Di bawah tanah yang telah dibangun terowongan bawah tanah untuk aktivitas laju kereta seperti MRT, pipa air yang tertanam perlahan akan rusak dan menimbulkan kebocoran besar. Akibatnya banjir di bawah terowongan akan terjadi hanya dalam kurun waktu tiga hari. Pada akhir minggu pertama, listrik mulai padam. Dan setelah api yang yang membakar area perkotaan mulai padam, bumi mulai menjadi gelap untuk pertama kalinya.
Kekacauan yang terjadi selama beberapa bulan pun mulai menemui titik cerah, kehidupan baru mulai bermunculan. Tanaman serta pohon mulai tumbuh liar. Dalam 20 tahun, trotoar dan jalan akan rusak akibat gulma dan akar pohon yang berangsur-angsur tumbuh. Terowongan bawah tanah juga perlahan akan merusak lapisan atas terowongan dan membuka jalan untuk menjadi sungai. Suhu panas dan dingin yang terus terjadi perlahan akan meretakkan trotoar dan pondasi beton. Apabila hal ini terus terjadi, dalam 200 tahun gedung pencakar langit akan runtuh dan hanyut terbawa air.
Flora dan Fauna Akan Berkembang Pesat.

Baik pedesaan maupun perkotaan perlahan hancur akibat kebocoran, jamur, dan wabah hama. Dalam 75 tahun balok penyangga rumah akan busuk dan hancur, hal ini menguntungkan tikus dan hewan-hewan kecil lainnya untuk menjadikannya rumah bagi mereka. Kota akan dipenuhi tanaman lokal maupun tanaman impor yang tumbuh dengan pesatnya di habitat baru. Beton-beton dari gedung yang runtuh pun meratakan area sekitarnya sehingga membuka lahan baru yang memungkinkan tanaman baru akan tumbuh. Tapi yang jelas, “bangunan yang akan bertahan paling lama adalah yang berasal dari bumi itu sendiri seperti struktur batu”, tambah Weisman.

Lahan pertanian yang telah ditinggalkan akan ada dihinggapi serangga dengan jumlah yang banyak, karena penggunaan pestisida dan bahan kimia lainnya telah berhenti. “Begitu serangga tumbuh lebih baik, tanaman akan tumbuh lebih baik, burung dan habitat di sekitarnya, tumbuhan, tanah, saluran air, dan lautan akan pulih, bebas dari pengaruh luas bahan kimia terhadap ekosistem saat ini. Hal itu, akan mendorong lebih banyak satwa liar untuk pindah dan menetap”, ujarnya.

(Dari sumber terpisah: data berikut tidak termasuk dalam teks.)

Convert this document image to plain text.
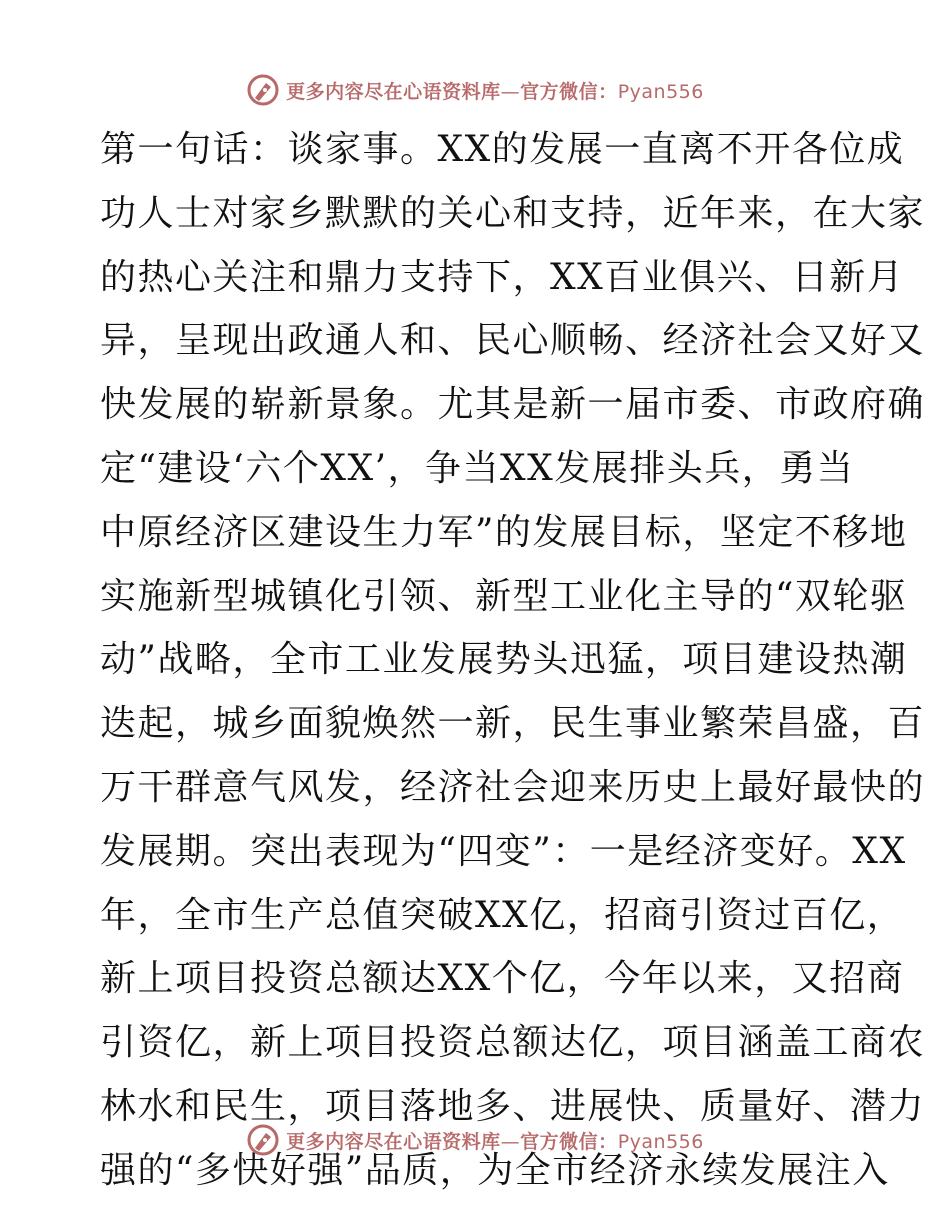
更多内容尽在心语资料库—官方微信：Pyan556
第一句话：谈家事。XX的发展一直离不开各位成
功人士对家乡默默的关心和支持，近年来，在大家
的热心关注和鼎力支持下，XX百业俱兴、日新月
异，呈现出政通人和、民心顺畅、经济社会又好又
快发展的崭新景象。尤其是新一届市委、市政府确
定“建设‘六个XX’，争当XX发展排头兵，勇当
中原经济区建设生力军”的发展目标，坚定不移地
实施新型城镇化引领、新型工业化主导的“双轮驱
动”战略，全市工业发展势头迅猛，项目建设热潮
迭起，城乡面貌焕然一新，民生事业繁荣昌盛，百
万干群意气风发，经济社会迎来历史上最好最快的
发展期。突出表现为“四变”：一是经济变好。XX
年，全市生产总值突破XX亿，招商引资过百亿，
新上项目投资总额达XX个亿，今年以来，又招商
引资亿，新上项目投资总额达亿，项目涵盖工商农
林水和民生，项目落地多、进展快、质量好、潜力
强的“多快好强”品质，为全市经济永续发展注入
更多内容尽在心语资料库—官方微信：Pyan556
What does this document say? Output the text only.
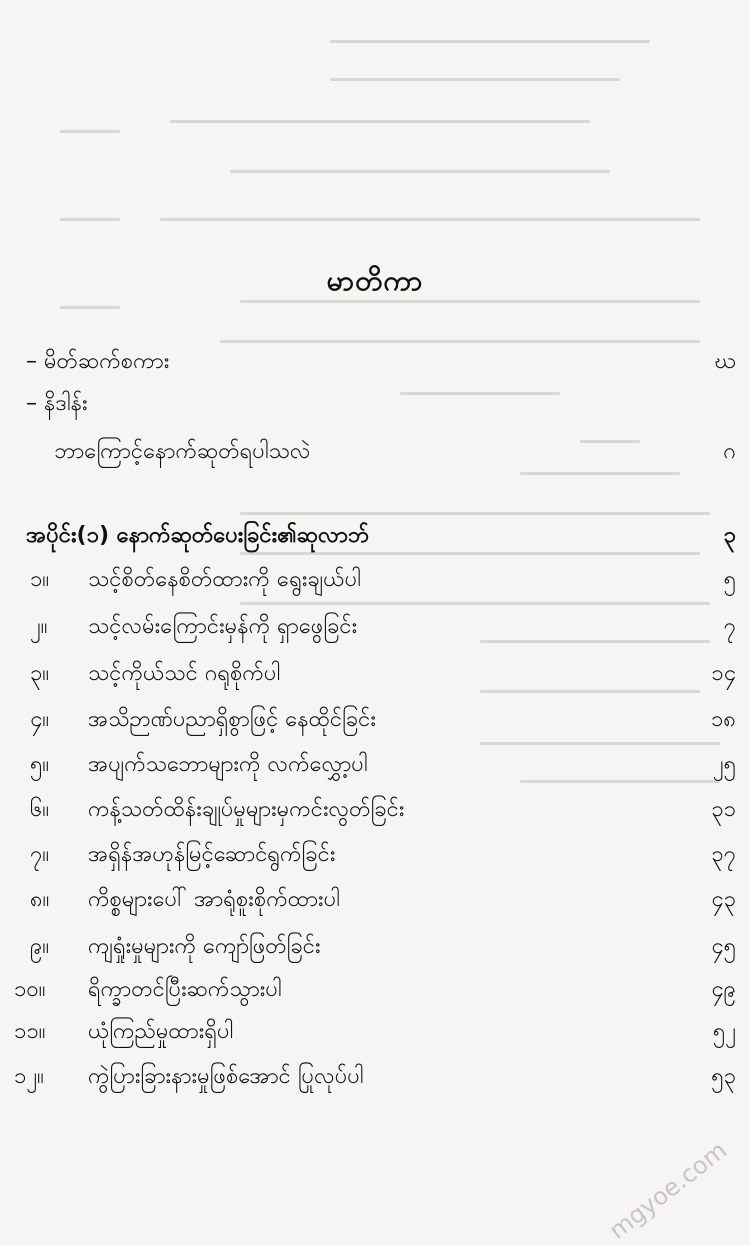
မာတိကာ
– မိတ်ဆက်စကား	ဃ
– နိဒါန်း
ဘာကြောင့်နောက်ဆုတ်ရပါသလဲ	ဂ
အပိုင်း(၁) နောက်ဆုတ်ပေးခြင်း၏ဆုလာဘ်	၃
၁။ သင့်စိတ်နေစိတ်ထားကို ရွေးချယ်ပါ	၅
၂။ သင့်လမ်းကြောင်းမှန်ကို ရှာဖွေခြင်း	၇
၃။ သင့်ကိုယ်သင် ဂရုစိုက်ပါ	၁၄
၄။ အသိဉာဏ်ပညာရှိစွာဖြင့် နေထိုင်ခြင်း	၁၈
၅။ အပျက်သဘောများကို လက်လွှော့ပါ	၂၅
၆။ ကန့်သတ်ထိန်းချုပ်မှုများမှကင်းလွတ်ခြင်း	၃၁
၇။ အရှိန်အဟုန်မြင့်ဆောင်ရွက်ခြင်း	၃၇
၈။ ကိစ္စများပေါ် အာရုံစူးစိုက်ထားပါ	၄၃
၉။ ကျရှုံးမှုများကို ကျော်ဖြတ်ခြင်း	၄၅
၁၀။ ရိက္ခာတင်ပြီးဆက်သွားပါ	၄၉
၁၁။ ယုံကြည်မှုထားရှိပါ	၅၂
၁၂။ ကွဲပြားခြားနားမှုဖြစ်အောင် ပြုလုပ်ပါ	၅၃
mgyoe.com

Tidak luput keragaman hayati pada flora yang meluas, satwa liar mulai hidup bebas di alamnya. Hewan-hewan yang beragam mulai menyebar dan merambat habitat baru layaknya kerajaan hewan. Sisa jembatan yang runtuh secara tidak langsung membantu menyebarkan hewan ke seluruh tempat. Prasarana infrastruktur juga bisa menyelamatkan sekaligus membunuh kehidupan flora dan fauna. Seperti kabel listrik dan polusi cahaya yang diakibatkan lampu dari menara komunikasi dapat mengganggu burung bermigrasi. Namun apabila menara komunikasi tidak dipergunakan lagi, polusi cahaya akan menurun dan 1 miliar burung pun akan bermigrasi per tahunnya.

Para peneliti mengungkapkan bahwa dulu di bumi sangat kaya akan spesies singa, gajah, harimau, badak, dan beruang. Tapi semua mulai berubah ketika manusia mulai menyebar ke seluruh planet, berburu hewan-hewan dan menyerang habitat mereka secara ilegal. Menurut Søren Faurby, dosen ekologi dan makroevolusi dari Universitas Gothenburg, Swedia, manusia yang mulai bermigrasi keluar dari Afrika dan Eurasia ke bagian lain di dunia, “Terjadi peningkatan yang bisa dibilang konsisten dalam tingkat kepunahan hewan setelah kedatangan manusia,” jelas.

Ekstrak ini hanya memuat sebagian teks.